Senator Prince looked himself over carefully. He set his jaw and steeled his eyes as he had seen preachers do since he was a boy. He would have to work himself into the appearance and the speech and to do that he had to believe it, at least a little. He didn’t, of course, but as Mary Beth had pointed out he needed to consider his position on the issues in relation to the direction of his political career. In that context, she had said, you can believe it because in that context it is true. In the context of wanting to be governor you actually have changed your ideas about blacks.
Joe Dell put that logic inside his head and let it settle.

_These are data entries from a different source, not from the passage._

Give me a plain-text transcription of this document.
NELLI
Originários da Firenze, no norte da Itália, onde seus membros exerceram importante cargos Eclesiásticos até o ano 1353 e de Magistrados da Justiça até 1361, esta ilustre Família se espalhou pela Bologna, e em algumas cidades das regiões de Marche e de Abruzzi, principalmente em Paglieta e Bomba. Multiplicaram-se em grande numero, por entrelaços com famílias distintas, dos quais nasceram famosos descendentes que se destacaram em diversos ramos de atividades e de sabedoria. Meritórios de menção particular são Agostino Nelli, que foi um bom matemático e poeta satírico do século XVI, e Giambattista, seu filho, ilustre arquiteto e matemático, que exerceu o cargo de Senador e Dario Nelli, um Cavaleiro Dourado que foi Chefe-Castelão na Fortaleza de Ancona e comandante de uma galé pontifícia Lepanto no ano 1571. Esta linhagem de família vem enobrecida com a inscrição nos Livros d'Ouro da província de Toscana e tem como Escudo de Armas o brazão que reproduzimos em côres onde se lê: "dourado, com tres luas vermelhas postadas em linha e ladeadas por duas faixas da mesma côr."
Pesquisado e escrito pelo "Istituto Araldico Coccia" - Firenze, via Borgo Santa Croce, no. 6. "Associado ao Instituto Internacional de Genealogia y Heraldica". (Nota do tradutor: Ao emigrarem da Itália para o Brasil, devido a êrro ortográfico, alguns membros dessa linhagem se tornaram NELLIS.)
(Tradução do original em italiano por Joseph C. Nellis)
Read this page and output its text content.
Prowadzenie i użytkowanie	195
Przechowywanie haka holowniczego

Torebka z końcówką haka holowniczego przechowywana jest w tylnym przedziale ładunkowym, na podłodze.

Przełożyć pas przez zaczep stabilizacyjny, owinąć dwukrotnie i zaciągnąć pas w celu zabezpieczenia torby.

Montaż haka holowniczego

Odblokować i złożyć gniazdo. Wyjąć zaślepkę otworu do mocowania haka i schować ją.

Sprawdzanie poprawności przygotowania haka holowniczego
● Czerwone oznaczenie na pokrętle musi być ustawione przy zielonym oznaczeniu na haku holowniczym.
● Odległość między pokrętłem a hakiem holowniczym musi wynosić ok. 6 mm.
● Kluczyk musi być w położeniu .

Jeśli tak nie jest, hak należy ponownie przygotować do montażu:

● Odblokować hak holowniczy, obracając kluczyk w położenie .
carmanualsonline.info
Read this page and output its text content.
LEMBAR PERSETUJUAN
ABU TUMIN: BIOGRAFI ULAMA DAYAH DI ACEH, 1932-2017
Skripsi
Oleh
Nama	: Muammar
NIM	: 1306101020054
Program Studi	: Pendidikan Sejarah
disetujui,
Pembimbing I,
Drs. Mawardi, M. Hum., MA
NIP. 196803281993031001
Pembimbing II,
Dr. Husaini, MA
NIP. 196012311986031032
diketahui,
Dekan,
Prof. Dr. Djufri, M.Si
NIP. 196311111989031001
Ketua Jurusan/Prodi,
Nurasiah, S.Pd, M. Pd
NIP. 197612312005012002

He had studied acting once at Northeastern State and knew about getting in character. In a few moments he felt he had made the transition—it would become a faster process by Thursday afternoon. He would be able to do it instantly. That nutball from Miss Angelique’s would introduce him and he would make one of the Big Speeches of his career.
The ball was in play. Yesterday, Finnester leaked word to a favored reporter from the Times-Picayune. He said letting the city’s only paper in on the senator’s otherwise unpublicized appearance would be an irresistible tease to all the other reporters to follow up once the story broke. Joe Dell had been plenty mad, and not just because Finnester didn’t clear it with him first. An “exclusive” struck him as a stupid idea because TV stations might show up at the Gospel Tent anyway because of all the publicity that girls’ choir was getting.
It was one of the few times Finnester had ever really fought back. He said his “strategy of control” accounted for “random media intrusions” but the point was the speech would still come as a surprise to all but the paper. If the TV got in on it by accident at the actual moment of occurrence, all the better. “It’d be windfall airplay,” Finnester had said. “Good visuals.” Thinking it over, Joe Dell had agreed. But he was getting tired of Finnester’s lingo from that night course in media relations.